@turboblitz using the international passport schema is one step. There also needs to be a root of trust that does the passport reading and digital translation. That is a second credential that establishes the legal identity of the passport data reader and attester. So one is not enough.
Generally speaking, to simplify the circuits, one should also use W3C Verifiable Credentials (at a minimum, ideally with W3C DIDs). Here is a recent write-up on the topic as well as a link to the whitepaper on the topic of identity and standards and key management across chains from the Ethereum Open Community Projects L2 Standards WG.
Thank you for the clarification. I agree that using the international passport schema is just the first step, and having a root of trust for passport reading and digital translation is crucial to ensuring legal identity verification. This second credential would indeed strengthen the system by confirming the validity and trustworthiness of the passport data reader and attester.
I also appreciate your point on simplifying the process using W3C Verifiable Credentials, which would offer a more streamlined and interoperable approach, especially when combined with W3C DIDs.
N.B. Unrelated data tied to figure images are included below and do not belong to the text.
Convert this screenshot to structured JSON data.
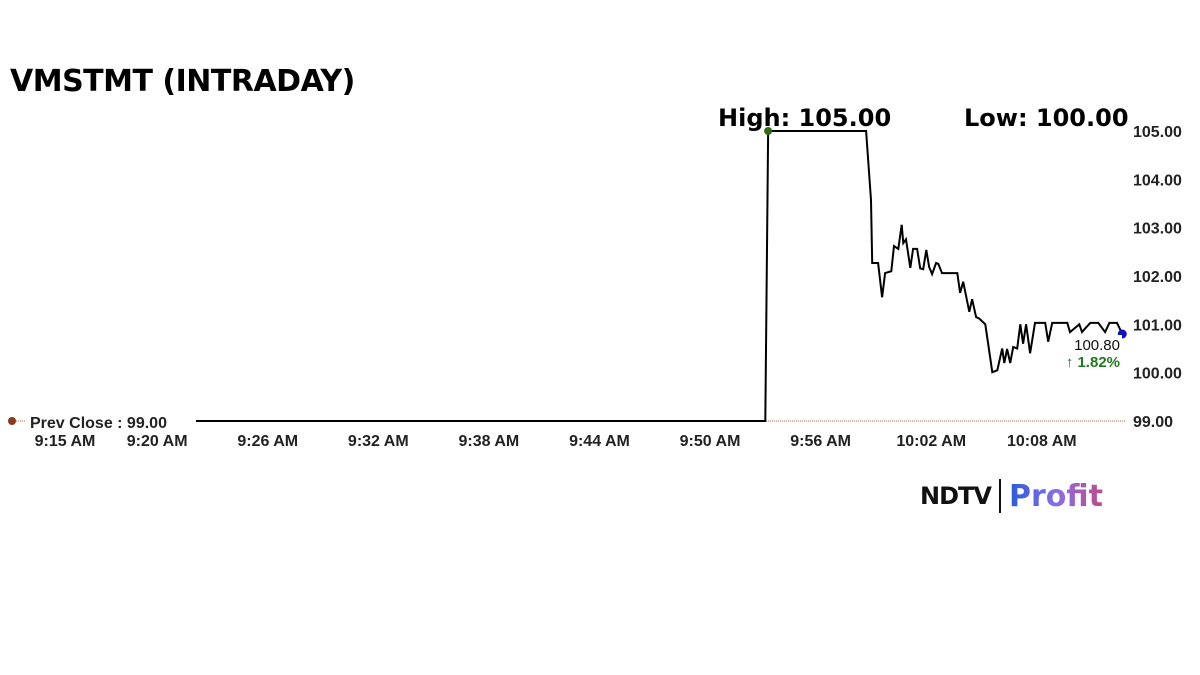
{
  "title": "VMSTMT (INTRADAY)",
  "high_label": "High: 105.00",
  "low_label": "Low: 100.00",
  "logo": {
    "ndtv": "NDTV",
    "profit": "Profit"
  },
  "chart_data": {
    "type": "line",
    "title": "VMSTMT (INTRADAY)",
    "ylim": [
      99,
      105
    ],
    "y_ticks": [
      "99.00",
      "100.00",
      "101.00",
      "102.00",
      "103.00",
      "104.00",
      "105.00"
    ],
    "x_ticks": [
      "9:15 AM",
      "9:20 AM",
      "9:26 AM",
      "9:32 AM",
      "9:38 AM",
      "9:44 AM",
      "9:50 AM",
      "9:56 AM",
      "10:02 AM",
      "10:08 AM"
    ],
    "prev_close": {
      "label": "Prev Close : 99.00",
      "value": 99.0
    },
    "last": {
      "price_label": "100.80",
      "change_label": "↑ 1.82%",
      "value": 100.8
    },
    "high": 105.0,
    "low": 100.0,
    "colors": {
      "line": "#000000",
      "high_dot": "#2e6b12",
      "last_dot": "#1010c0",
      "change": "#1f7a1f",
      "prev_close_dot": "#8b3a1a"
    },
    "grid": false,
    "series": [
      {
        "values": [
          [
            "9:15:00",
            99.0
          ],
          [
            "9:53:00",
            99.0
          ],
          [
            "9:53:09",
            104.9
          ],
          [
            "9:53:10",
            105.0
          ],
          [
            "9:58:28",
            105.0
          ],
          [
            "9:58:44",
            103.57
          ],
          [
            "9:58:48",
            102.27
          ],
          [
            "9:59:07",
            102.27
          ],
          [
            "9:59:20",
            101.56
          ],
          [
            "9:59:30",
            102.06
          ],
          [
            "9:59:50",
            102.1
          ],
          [
            "9:59:59",
            102.62
          ],
          [
            "10:00:13",
            102.56
          ],
          [
            "10:00:24",
            103.06
          ],
          [
            "10:00:29",
            102.68
          ],
          [
            "10:00:38",
            102.76
          ],
          [
            "10:00:52",
            102.17
          ],
          [
            "10:01:01",
            102.56
          ],
          [
            "10:01:14",
            102.56
          ],
          [
            "10:01:24",
            102.16
          ],
          [
            "10:01:34",
            102.14
          ],
          [
            "10:01:44",
            102.54
          ],
          [
            "10:01:53",
            102.19
          ],
          [
            "10:02:03",
            102.04
          ],
          [
            "10:02:16",
            102.27
          ],
          [
            "10:02:23",
            102.25
          ],
          [
            "10:02:35",
            102.06
          ],
          [
            "10:03:25",
            102.06
          ],
          [
            "10:03:34",
            101.65
          ],
          [
            "10:03:44",
            101.88
          ],
          [
            "10:04:04",
            101.26
          ],
          [
            "10:04:13",
            101.52
          ],
          [
            "10:04:26",
            101.15
          ],
          [
            "10:04:36",
            101.12
          ],
          [
            "10:04:56",
            101.0
          ],
          [
            "10:05:19",
            100.01
          ],
          [
            "10:05:35",
            100.05
          ],
          [
            "10:05:51",
            100.5
          ],
          [
            "10:05:58",
            100.2
          ],
          [
            "10:06:07",
            100.49
          ],
          [
            "10:06:17",
            100.2
          ],
          [
            "10:06:27",
            100.53
          ],
          [
            "10:06:40",
            100.5
          ],
          [
            "10:06:50",
            101.0
          ],
          [
            "10:06:59",
            100.6
          ],
          [
            "10:07:09",
            101.0
          ],
          [
            "10:07:22",
            100.4
          ],
          [
            "10:07:38",
            101.03
          ],
          [
            "10:08:11",
            101.03
          ],
          [
            "10:08:21",
            100.64
          ],
          [
            "10:08:34",
            101.03
          ],
          [
            "10:09:23",
            101.03
          ],
          [
            "10:09:32",
            100.84
          ],
          [
            "10:10:02",
            101.0
          ],
          [
            "10:10:11",
            100.84
          ],
          [
            "10:10:22",
            100.92
          ],
          [
            "10:10:38",
            101.03
          ],
          [
            "10:11:04",
            101.03
          ],
          [
            "10:11:26",
            100.84
          ],
          [
            "10:11:40",
            101.03
          ],
          [
            "10:12:05",
            101.03
          ],
          [
            "10:12:22",
            100.8
          ]
        ]
      }
    ]
  }
}
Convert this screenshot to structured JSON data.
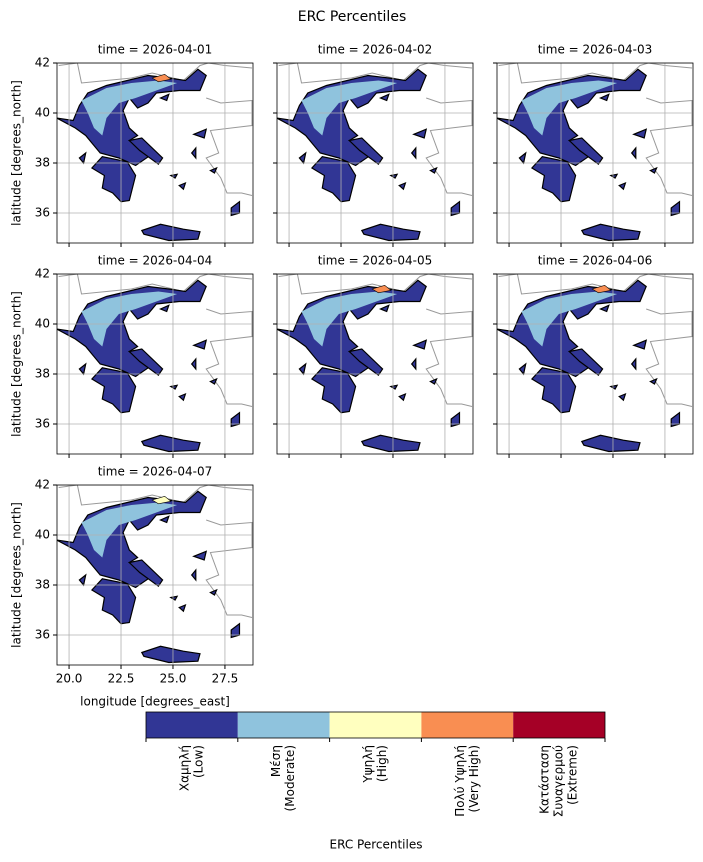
{
  "chart_data": {
    "type": "map-facets",
    "title": "ERC Percentiles",
    "panels": [
      "time = 2026-04-01",
      "time = 2026-04-02",
      "time = 2026-04-03",
      "time = 2026-04-04",
      "time = 2026-04-05",
      "time = 2026-04-06",
      "time = 2026-04-07"
    ],
    "xlabel": "longitude [degrees_east]",
    "ylabel": "latitude [degrees_north]",
    "xlim": [
      19.42,
      28.85
    ],
    "ylim": [
      34.8,
      42
    ],
    "xticks": [
      {
        "value": 20,
        "label": "20.0"
      },
      22.5,
      {
        "value": 25,
        "label": "25.0"
      },
      27.5
    ],
    "yticks": [
      36,
      38,
      40,
      42
    ],
    "grid": true,
    "colorbar": {
      "label": "ERC Percentiles",
      "categories": [
        [
          "Χαμηλή",
          "(Low)"
        ],
        [
          "Μέση",
          "(Moderate)"
        ],
        [
          "Υψηλή",
          "(High)"
        ],
        [
          "Πολύ Υψηλή",
          "(Very High)"
        ],
        [
          "Κατάσταση",
          "Συναγερμού",
          "(Extreme)"
        ]
      ],
      "colors": [
        "#313695",
        "#8fc3dd",
        "#ffffbf",
        "#f98e52",
        "#a50026"
      ]
    }
  }
}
This would facilitate secure and decentralized identity management. I’ll review the write-up and whitepaper from the Ethereum Open Community Projects L2 Standards WG to further understand how these standards can be applied effectively across chains for identity verification and key management.
A feasible implementable approach may be to split the passport verification and its usage process into two:
Solely verify a passport on-chain and issue a “bond” of validity if the verification is successful.
This is a tricky part as passport verification is a three-step process.
Verify the passport data is signed by a certified authority (via ZK proof).
Verify the certified authority is signed by an ICAO master.
Verify the ICAO master belongs to the ICAO masters list (not expired, etc).
Every part requires a handful of algorithms to be supported both by circuits and smart contracts.
Having the already issued “bond” of validity, one can skip the heavy passport verification ZK proofs and use a light one to prove the possession of a bond instead. This light ZK proof will also be used as a disclosure mechanism of particular passport data (e.g. age, nationality, etc).
@Arvolear your approach is both elegant and pragmatic, striking a balance between robust security and user experience. By decoupling the verification process into an initial, computationally intensive phase and a subsequent lightweight proof phase, you address two critical pain points: scalability and usability.
The “bond” concept is particularly compelling as it abstracts the heavy lifting of passport validation into a reusable artifact. It not only reduces redundant computations but also enables a more efficient way to interact with applications that require selective disclosure of identity attributes. The light ZK proof for possession of the bond is a smart trade-off, ensuring privacy-preserving data sharing while minimizing the computational burden on-chain.
I also appreciate how you’ve outlined the three-step passport verification process with clarity, especially emphasizing the role of certified authorities and the ICAO master list. This demonstrates a solid grasp of both the technical and regulatory aspects. The next challenge might lie in ensuring the integrity and timeliness of the ICAO masters list on-chain, but your framework sets a strong foundation to tackle such nuances.